🧠 You are a founder thinking about taking investment? – Then you should read this to the end
Below is feedback received for a concrete project – from the perspective of an early investor.
It’s direct, unpolished, and works very well as a reality check.
👉 Take it as a set of honest observations, not a final verdict. (it is subjective)
This kind of feedback helps founders see the world through an investor’s eyes: it’s not about a “nice business,” it’s about scale, exits and asymmetric upside. That perspective alone can save a lot of wasted time and misaligned fundraising.
For a less seasoned investor, it’s a reality check that investing doesn’t automatically mean returns. Most bets fail, percentages don’t justify early risk and without real upside or defensibility, money is often lost.
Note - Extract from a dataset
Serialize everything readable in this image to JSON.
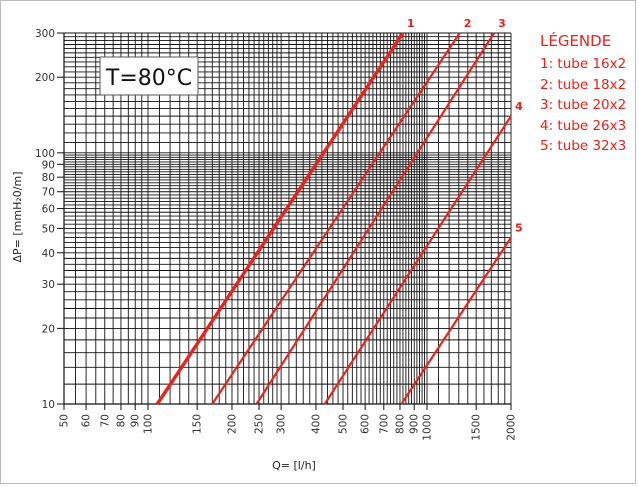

Seeing both sides clearly leads to better decisions – and fewer bad bets.
1. Project profile vs. investments
This type of project is hard to scale and hard to exit.
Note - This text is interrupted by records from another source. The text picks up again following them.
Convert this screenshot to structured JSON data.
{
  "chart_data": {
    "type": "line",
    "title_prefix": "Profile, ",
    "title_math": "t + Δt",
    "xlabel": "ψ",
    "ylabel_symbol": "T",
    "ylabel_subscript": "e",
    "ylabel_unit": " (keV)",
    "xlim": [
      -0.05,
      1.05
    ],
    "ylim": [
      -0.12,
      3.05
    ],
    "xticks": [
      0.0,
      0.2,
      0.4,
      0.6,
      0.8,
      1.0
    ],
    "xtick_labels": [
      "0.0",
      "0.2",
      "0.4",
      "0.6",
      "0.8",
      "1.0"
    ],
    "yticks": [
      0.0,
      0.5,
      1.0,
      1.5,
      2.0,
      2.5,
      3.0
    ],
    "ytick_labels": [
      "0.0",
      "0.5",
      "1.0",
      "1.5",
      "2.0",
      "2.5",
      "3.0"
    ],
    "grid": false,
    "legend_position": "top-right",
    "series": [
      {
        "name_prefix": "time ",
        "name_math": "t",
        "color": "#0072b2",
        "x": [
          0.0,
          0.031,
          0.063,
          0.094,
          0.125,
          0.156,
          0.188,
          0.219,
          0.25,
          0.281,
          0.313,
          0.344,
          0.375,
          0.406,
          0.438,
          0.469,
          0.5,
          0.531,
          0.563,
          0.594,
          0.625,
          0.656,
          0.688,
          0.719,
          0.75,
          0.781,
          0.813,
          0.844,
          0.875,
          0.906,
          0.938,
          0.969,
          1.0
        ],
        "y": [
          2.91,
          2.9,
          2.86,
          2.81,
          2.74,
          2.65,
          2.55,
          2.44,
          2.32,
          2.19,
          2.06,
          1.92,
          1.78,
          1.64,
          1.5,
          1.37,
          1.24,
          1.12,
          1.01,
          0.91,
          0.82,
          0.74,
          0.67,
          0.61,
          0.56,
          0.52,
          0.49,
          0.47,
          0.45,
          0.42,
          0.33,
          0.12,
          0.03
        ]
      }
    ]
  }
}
It requires a lot of capital relative to its real return potential.
It’s not a high-growth bet, so you can’t make multiples (X-returns), only percentages — which don’t justify the risk.
2. The product (the major problem)
The product is not technically distinctive.
That makes it easy to replace:
- by someone with a better network
- or with a cheaper product
In this product category, it’s a zero-sum game for everyone because competition is on price when products are similar — everyone fights and ends up taking a small slice.
3. Value capture mechanism
There is no:
- breakthrough tech
- hard-to-access market
- possibility of patenting
Result: a weak and fragile value capture mechanism.
This translates directly into maximum risk for invested capital.
4. Early investor perspective
Early investors are looking for X-returns, not percentages.
To get X-returns:
- the company must grow aggressively
- there must be an exit or an IPO
With Romania as the target market:
- an IPO is irrelevant
- only acquisition remains
As a minority investor in a Romanian SRL:
- you may never see dividends
- the structure does not protect you
Conclusion: 99% chance the investor’s money is lost.
5. Impact of investments on the founder
Inevitable divergence of interests.
A lot of unnecessary stress on the entrepreneur.
Time wasted on:
- paperwork and anti-investing legislation
- pitching to people who don’t give constructive feedback
- managing investor relationships
Many investors believe:
- if they give money → they can have ideas (false)
6. Maturity, time, and opportunity cost
Time to maturity: 4–5 years (sometimes more).
If you factor in:
- inflation
- opportunity cost
→ you can end up negative even if the company grows.
7. The reality of investing
Real investing = small bets on very big ideas.
“All or nothing.”
99% fail, 1% breaks the rules (e.g. Revolut — 9 years to maturity).
8. The major mistake identified
Taking investment now is a mistake.
The project does not need investors.
It needs:
- sales
Customers are the real investors.
9. When investments actually make sense
Only for products with:
- clear high-growth potential
- rapid hiring (tens/hundreds of people)
- an attack on dominant market positions
Otherwise, investments do more harm than good.
10. The truth about VCs
The game is rigged.
Big money comes through:
- very warm intros
- personal relationships (cousins, former colleagues, etc.)
When you become:
- highly profitable
- with accelerated growth
→ then VCs show up “begging” to take equity.